Неспешно ведомые к лесу святым жрецом, по его велению мы омыли руки в маленьком роднике живой воды, сочившемся на опушке, ибо входить в такое место, имея на себе грехи, возбранялось правилами благочестия. Отсюда, почтив первым святого Пана, а за ним – неведомых богов (на случай если кто-то из них таился здесь, не же-лая показаться нашим очам), мы пошли дальше, выступив с правой ноги, чтобы иметь доброе предзнаменование, каждый молясь в себе о благосклонности к нам божества – как сейчас, так и в будущих нуждах. И, вступив в священный сосновый бор, здесь, под нависающим краем утеса, среди скатившихся глыб, обрели большую стародавнюю пещеру, не знаю, то ли природой, то ли человеческой рукой вырытую в неприступной горе, а внутри ее – прекрасный алтарь, высеченный из цельного камня грубыми руками пастухов. Над ним возвышалась деревянная статуя лесного бога: с лицом румяным, как спелая земляника, с мохнатыми, подлинно козлиными голенями и ногами, он опирался на длинный посох из оливы, имеющий на конце два торчащих вверх рога. Плащ его был сшит из просторной шкуры, украшенной белыми пятнышками, словно звездами.
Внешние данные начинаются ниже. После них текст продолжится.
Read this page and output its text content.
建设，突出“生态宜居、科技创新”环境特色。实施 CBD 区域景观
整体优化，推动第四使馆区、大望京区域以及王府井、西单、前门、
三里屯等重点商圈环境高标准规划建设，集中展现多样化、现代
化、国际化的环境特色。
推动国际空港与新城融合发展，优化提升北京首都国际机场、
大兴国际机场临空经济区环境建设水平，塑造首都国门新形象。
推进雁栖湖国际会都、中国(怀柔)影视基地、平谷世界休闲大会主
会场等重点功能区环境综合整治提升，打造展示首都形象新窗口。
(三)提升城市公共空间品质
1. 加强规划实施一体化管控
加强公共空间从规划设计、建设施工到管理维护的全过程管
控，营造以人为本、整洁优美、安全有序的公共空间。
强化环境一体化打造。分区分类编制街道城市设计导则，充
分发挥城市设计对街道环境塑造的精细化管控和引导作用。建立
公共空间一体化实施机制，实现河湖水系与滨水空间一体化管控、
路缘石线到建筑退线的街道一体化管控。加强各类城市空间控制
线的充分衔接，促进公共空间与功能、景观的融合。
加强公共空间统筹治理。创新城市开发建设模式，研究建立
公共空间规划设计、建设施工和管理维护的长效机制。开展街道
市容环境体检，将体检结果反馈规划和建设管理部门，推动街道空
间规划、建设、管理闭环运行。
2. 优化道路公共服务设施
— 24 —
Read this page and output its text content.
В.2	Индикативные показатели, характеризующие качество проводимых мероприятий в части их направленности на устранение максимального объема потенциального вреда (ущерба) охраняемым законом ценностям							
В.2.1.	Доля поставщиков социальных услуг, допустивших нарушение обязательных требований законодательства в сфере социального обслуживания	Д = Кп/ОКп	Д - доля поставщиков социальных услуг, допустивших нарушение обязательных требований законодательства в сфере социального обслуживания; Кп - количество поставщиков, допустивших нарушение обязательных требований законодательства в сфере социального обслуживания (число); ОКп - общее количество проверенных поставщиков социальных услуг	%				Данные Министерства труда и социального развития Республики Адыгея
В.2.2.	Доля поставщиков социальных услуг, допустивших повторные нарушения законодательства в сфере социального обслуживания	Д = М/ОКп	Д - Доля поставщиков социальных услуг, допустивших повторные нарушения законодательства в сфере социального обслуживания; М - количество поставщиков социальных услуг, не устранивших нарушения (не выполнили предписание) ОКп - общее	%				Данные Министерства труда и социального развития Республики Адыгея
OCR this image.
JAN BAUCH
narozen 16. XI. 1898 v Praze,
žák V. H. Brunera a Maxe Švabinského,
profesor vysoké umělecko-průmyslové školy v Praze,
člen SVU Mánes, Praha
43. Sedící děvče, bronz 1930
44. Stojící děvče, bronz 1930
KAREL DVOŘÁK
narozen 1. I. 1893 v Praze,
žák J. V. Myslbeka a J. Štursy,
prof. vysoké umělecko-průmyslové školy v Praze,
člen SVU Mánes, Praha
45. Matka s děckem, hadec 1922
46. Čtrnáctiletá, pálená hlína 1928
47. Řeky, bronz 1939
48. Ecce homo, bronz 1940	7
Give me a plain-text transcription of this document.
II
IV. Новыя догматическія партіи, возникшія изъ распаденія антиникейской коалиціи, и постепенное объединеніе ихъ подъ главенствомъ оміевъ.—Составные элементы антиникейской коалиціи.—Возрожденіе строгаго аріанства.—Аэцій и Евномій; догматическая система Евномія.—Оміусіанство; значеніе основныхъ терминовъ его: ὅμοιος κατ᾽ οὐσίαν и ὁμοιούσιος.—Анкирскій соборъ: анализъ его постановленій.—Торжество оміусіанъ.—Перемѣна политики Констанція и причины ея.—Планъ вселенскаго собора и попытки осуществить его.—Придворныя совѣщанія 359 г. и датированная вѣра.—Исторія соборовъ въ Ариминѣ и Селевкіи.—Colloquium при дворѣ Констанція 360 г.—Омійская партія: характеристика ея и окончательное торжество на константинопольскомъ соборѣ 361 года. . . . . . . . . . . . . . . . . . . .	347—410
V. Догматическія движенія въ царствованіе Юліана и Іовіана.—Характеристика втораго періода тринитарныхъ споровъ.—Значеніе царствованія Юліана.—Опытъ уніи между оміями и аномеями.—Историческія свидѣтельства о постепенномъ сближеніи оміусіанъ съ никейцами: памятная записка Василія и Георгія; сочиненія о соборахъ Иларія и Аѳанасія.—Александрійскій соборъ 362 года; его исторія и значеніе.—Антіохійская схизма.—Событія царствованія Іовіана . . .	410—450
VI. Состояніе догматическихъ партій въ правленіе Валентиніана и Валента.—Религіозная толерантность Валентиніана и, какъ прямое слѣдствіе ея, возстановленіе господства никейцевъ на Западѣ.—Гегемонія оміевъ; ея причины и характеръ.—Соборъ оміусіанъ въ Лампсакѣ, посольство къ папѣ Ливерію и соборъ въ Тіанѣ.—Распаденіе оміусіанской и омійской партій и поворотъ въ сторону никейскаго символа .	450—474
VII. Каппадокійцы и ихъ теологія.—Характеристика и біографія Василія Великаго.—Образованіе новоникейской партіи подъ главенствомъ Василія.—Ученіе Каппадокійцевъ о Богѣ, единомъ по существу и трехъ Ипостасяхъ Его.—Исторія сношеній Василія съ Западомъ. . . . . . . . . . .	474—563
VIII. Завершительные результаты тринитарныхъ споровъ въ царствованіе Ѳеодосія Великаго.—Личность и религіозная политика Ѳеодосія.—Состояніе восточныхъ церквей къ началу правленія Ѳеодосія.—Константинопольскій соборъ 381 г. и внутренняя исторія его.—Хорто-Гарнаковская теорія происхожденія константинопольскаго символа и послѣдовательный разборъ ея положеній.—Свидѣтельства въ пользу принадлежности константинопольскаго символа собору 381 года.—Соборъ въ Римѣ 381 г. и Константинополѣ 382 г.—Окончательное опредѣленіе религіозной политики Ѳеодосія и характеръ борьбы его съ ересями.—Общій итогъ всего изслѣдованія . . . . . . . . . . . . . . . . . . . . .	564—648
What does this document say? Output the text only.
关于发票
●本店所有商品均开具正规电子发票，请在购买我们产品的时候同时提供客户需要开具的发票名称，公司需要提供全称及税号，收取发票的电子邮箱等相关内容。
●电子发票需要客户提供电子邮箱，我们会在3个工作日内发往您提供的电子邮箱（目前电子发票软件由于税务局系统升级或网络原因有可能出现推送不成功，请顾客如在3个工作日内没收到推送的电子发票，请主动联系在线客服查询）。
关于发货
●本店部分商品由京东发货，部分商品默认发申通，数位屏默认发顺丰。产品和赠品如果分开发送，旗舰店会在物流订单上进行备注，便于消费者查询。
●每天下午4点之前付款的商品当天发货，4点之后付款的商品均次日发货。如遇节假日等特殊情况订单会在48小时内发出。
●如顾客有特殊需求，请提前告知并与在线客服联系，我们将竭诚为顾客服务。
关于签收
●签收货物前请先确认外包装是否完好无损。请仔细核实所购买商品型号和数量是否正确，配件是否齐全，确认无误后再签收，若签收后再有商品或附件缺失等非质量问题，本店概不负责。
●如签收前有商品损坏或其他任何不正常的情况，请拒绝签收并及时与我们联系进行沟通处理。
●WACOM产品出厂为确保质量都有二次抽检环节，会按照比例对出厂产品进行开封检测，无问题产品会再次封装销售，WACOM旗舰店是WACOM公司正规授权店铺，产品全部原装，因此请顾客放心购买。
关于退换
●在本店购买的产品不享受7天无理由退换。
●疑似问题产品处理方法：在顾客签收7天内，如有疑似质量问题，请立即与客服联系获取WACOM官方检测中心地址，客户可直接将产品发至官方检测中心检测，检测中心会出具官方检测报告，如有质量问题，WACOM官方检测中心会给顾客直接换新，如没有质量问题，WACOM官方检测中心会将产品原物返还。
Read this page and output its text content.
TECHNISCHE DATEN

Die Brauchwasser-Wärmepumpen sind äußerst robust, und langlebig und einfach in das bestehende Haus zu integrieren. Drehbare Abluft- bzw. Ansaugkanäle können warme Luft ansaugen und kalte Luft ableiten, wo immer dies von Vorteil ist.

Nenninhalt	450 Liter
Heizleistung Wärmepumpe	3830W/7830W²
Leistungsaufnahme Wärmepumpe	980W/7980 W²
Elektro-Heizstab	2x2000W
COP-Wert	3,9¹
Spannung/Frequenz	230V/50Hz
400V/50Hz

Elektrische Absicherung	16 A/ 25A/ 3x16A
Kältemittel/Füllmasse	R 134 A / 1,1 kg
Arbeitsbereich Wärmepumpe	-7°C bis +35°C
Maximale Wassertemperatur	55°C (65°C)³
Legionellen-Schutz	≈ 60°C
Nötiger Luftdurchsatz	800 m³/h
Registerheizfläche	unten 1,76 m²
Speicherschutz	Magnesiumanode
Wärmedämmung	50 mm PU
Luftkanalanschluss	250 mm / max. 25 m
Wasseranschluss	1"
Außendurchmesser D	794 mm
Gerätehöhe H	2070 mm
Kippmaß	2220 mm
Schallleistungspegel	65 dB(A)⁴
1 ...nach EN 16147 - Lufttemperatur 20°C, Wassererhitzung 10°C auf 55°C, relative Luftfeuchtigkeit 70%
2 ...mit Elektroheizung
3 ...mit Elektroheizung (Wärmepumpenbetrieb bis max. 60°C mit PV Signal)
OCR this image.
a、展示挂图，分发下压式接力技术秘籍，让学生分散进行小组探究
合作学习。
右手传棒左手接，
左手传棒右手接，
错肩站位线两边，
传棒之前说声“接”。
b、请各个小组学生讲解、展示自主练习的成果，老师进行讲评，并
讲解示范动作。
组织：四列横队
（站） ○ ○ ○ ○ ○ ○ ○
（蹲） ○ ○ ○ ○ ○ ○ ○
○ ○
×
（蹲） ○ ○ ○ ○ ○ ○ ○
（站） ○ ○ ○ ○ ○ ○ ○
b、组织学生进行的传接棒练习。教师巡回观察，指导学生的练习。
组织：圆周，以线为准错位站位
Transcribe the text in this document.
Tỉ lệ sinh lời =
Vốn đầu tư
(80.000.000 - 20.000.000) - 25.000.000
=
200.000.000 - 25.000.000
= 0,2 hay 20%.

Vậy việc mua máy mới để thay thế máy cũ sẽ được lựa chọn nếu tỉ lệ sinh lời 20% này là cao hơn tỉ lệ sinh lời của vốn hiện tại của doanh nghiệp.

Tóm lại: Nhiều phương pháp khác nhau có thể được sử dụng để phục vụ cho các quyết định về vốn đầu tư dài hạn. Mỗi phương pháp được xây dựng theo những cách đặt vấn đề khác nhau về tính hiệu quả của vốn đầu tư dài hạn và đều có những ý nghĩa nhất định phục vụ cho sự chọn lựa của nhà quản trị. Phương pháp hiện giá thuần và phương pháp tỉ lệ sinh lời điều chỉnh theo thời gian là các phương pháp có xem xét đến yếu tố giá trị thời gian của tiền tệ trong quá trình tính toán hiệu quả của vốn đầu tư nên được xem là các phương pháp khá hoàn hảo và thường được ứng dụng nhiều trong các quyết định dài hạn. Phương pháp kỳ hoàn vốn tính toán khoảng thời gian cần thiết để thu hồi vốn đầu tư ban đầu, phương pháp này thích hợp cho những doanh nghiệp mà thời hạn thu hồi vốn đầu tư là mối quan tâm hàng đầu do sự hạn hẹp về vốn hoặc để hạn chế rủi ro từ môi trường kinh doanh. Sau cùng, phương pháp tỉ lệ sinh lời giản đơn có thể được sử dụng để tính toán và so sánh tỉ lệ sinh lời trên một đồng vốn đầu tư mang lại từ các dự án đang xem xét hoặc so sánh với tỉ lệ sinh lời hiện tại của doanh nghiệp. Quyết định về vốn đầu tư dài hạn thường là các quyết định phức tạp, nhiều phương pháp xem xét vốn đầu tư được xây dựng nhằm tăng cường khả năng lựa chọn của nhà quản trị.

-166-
По сторонам древнего алтаря висели на стене две буковые доски, испещренные грубоватыми письменами; из века в век хранимые по преданию от прежних пастухов, они содержали в себе древние законы и руководства пастушеской жизни, в которых положено начало всему тому, что и поныне совершается в лесном краю. На одной из досок были расчислены по дням года всевозможные перемены погоды, долготы ночи и дня, вкупе с наблюдениями часов, немало полезными для живущих, верными предсказаниями гроз, и того, когда солнце в своем восходе возвещает вёдро и когда дождь, когда ветер, когда град, какие дни по лунным приметам благоприятны и неблагоприятны для человеческих трудов, и то, чему на каждый час подобает следовать, а чего избегать, чтобы не оскорбить непререкаемые воления богов. На другой доске было описано, как должны выглядеть добрая корова и добрый бык, каков подобающий возраст для оплодотворения и отёла, указывались времена и сроки, подходящие для кастрации телят, чтобы использовать их затем под ярмом в суровых земледельческих работах. И еще: как можно укротить упрямство овнов, просверливая у них в рогах близ ушей дырочки, и как, перевязывая им правое яичко, производить ярок, а левое – баранов, и каким образом ягнята рождаются белыми или разных других расцветок, и какое средство против испуга, – чтобы овцы, устрашенные ударами грома, не скидывали приплод. Кроме того, как подобает управляться с бородатыми козами, и какие из них видом, возрастом, в какое время года и в какой местности бывают наиболее плодовиты, и как можно точно определить их возраст по приметам на их шершавых рогах. Тут же были записаны все снадобья против многообразных недугов скота, собак и самих пастухов.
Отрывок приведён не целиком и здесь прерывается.